IBM Nvidia DOE Supercomputer
The Department of Energy announced that is has granted $425 million to build two new supercomputers at Oak Ridge National Laboratory and Lawrence Livermore National Laboratories. The systems are part of a broader CORAL initiative which is a collaboration between Oak Ridge, Argonne and Lawrence Livermore. $325 million of that will be spent on the actual supercomputer building while an additional $100 million will be used for the FastForward2 program, which is designed to encourage and enable hardware vendors to increase performance and efficiency for the next generation.
The first supercomputer, to be known as Summit, will be installed at Oak Ridge National Laboratory and will replace the currently existing ‘Titan’ supercomputer which is capable of a peak performance of 27 petaflops. Summit will be capable of delivering between 150 and 300 peak petaflops (PFLOPS) and will be used for ‘open science’. The Sierra supercomputer, designed to replace the existing Sequoia will be used for nuclear security simulations and will be capable of speeds in excess of 100 PFLOPS as well. Both systems will be faster than the world’s fastest supercomputer right now, Tianhe-2 in China, which currently clocks in at 55 PFLOPS of peak performance. Argonne’s hardware win is yet to be announced, but will be unveiled at a later date (UPDATE: the contract for Aurora and Theta went to Intel).
In order to achieve this level of performance, the laboratories participating in the CORAL initiative are harnessing the power of IBM’s (NYSE: IBM) Power 9 architecture CPUs and Nvidia’s (NASDAQ:NVDA) yet-t0-be-announced Volta GPUs. This means that since this machine is expected to come online in 2017, that we can very likely expect to see Volta GPUs in 2017. The project will use Mellanox’s interconnect technologies to connect the systems together, but in order to connect the GPU to the CPU, they will be using Nvidia’s own NVLink GPU interconnect. NVLink is Nvidia’s own proprietary interconnect specifically designed to increase the communication speed between GPUs and Nvidia is working with IBM to get this interconnect embedded directly into the IBM Power CPUs that will be powering these different supercomputer designs. Additionally, the Summit supercomputer will also be using IBM’s own IBM Elastic Storage using GPFS technology and will store 120 petabytes of data.
The system as a whole, Summit, will only use 10% more power than Titan but will deliver approximately 5-10 the performance of Titan, illustrating where supercomputer designs are headed and how the Department of Energy is really trying to drive high performance increases while also promoting energy efficiency. The expected performance for Summit has already been stated to be between 150 and 300 petaflops, however, this is thanks to over 3400 compute nodes, each delivering 40 teraflops of performance alone. Each node will consist of IBM Power 9 CPU(s) and Nvidia Volta GPU(s), unfortunately we do not know if each node will be a dual processor node or how many GPUs will fit into each node, but the expectation would be a dual processor node with at least 2 GPUs per node.

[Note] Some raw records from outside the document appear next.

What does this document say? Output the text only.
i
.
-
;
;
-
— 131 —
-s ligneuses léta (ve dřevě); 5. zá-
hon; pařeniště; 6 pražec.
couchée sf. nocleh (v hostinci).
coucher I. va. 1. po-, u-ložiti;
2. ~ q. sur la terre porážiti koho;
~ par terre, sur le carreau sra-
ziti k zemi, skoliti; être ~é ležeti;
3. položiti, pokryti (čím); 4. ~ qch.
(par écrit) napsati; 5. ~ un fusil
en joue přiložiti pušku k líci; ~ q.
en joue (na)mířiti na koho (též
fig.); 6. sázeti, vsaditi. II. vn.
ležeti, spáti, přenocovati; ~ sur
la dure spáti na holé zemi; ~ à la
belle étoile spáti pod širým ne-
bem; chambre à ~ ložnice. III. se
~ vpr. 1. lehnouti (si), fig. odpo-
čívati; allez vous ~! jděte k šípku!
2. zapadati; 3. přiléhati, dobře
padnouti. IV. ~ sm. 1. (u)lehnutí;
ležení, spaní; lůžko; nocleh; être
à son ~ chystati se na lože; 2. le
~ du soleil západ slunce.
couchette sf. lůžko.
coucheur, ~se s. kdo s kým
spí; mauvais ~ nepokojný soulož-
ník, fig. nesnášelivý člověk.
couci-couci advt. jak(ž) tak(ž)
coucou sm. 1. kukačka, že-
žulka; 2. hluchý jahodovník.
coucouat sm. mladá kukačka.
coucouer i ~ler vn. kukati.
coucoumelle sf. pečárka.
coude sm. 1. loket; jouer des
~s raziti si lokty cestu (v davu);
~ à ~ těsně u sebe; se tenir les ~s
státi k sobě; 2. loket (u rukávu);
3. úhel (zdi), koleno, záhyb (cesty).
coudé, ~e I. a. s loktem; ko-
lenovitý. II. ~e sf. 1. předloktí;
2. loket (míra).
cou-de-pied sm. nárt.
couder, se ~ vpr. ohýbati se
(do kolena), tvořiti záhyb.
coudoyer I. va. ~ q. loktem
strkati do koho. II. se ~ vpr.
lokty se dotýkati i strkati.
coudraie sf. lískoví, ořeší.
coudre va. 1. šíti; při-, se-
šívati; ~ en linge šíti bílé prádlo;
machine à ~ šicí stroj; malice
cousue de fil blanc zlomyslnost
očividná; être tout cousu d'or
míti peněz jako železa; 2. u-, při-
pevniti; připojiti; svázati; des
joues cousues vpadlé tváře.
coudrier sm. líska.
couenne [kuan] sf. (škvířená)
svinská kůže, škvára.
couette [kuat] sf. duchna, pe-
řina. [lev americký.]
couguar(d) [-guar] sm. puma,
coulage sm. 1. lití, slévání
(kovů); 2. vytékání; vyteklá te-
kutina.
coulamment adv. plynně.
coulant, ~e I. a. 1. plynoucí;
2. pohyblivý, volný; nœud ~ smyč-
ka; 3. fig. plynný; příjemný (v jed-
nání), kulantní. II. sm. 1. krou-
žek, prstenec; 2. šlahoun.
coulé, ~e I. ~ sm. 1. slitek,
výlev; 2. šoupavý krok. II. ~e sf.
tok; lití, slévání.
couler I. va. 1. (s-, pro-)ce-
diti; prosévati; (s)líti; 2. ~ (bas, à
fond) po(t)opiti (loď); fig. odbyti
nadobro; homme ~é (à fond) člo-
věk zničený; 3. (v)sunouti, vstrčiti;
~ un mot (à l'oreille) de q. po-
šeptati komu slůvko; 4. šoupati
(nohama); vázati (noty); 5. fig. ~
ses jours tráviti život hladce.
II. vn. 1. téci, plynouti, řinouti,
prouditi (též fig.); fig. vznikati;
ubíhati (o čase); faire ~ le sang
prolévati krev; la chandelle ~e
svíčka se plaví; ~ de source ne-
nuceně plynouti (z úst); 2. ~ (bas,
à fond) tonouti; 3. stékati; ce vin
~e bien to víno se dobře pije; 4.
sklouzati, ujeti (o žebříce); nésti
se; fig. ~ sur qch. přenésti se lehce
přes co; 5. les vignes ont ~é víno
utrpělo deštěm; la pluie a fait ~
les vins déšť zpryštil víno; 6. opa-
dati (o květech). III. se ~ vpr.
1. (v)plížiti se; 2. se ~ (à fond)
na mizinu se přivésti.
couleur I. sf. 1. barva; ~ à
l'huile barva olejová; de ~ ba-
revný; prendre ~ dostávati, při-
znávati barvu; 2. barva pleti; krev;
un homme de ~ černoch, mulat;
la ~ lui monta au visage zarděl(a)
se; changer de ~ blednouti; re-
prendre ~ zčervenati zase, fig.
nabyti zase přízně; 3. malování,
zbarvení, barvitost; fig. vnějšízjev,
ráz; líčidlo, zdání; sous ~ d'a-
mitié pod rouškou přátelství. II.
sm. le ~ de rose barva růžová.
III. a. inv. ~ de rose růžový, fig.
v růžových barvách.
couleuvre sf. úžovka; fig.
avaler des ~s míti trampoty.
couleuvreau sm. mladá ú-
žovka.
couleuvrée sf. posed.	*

This hardware win for IBM and Nvidia is a huge one because it illustrates that the OpenPOWER partnership between the two companies is working and that it can enable IBM to ship more CPUs. This is a very big deal for IBM and Nvidia because this is the first supercomputer in the US in a long time that will be built without either Intel or AMD CPUs. It also means that Nvidia will finally make use of NVLink, which they announced will be coming out with the Pascal GPU, the predecessor to Volta. Nvidia has already said we can expect to see Pascal in 2016, which means the transition from Pascal to Volta will be a fairly quick one.
The Department of Energy has stated that the whole purpose of these new supercomputer designs is to enable exascale computing. Both Coral and FastForward2 are supposed to enable hardware manufacturers to help their customers build efficient and powerful suptercomputers capable of over 1 exaflop (or 1000 petaflops). And if they can get the Summit supercomputer to 300 petaflops, that’s going to be a huge step forward to achieving exascale computing and an exaflop supercomputer.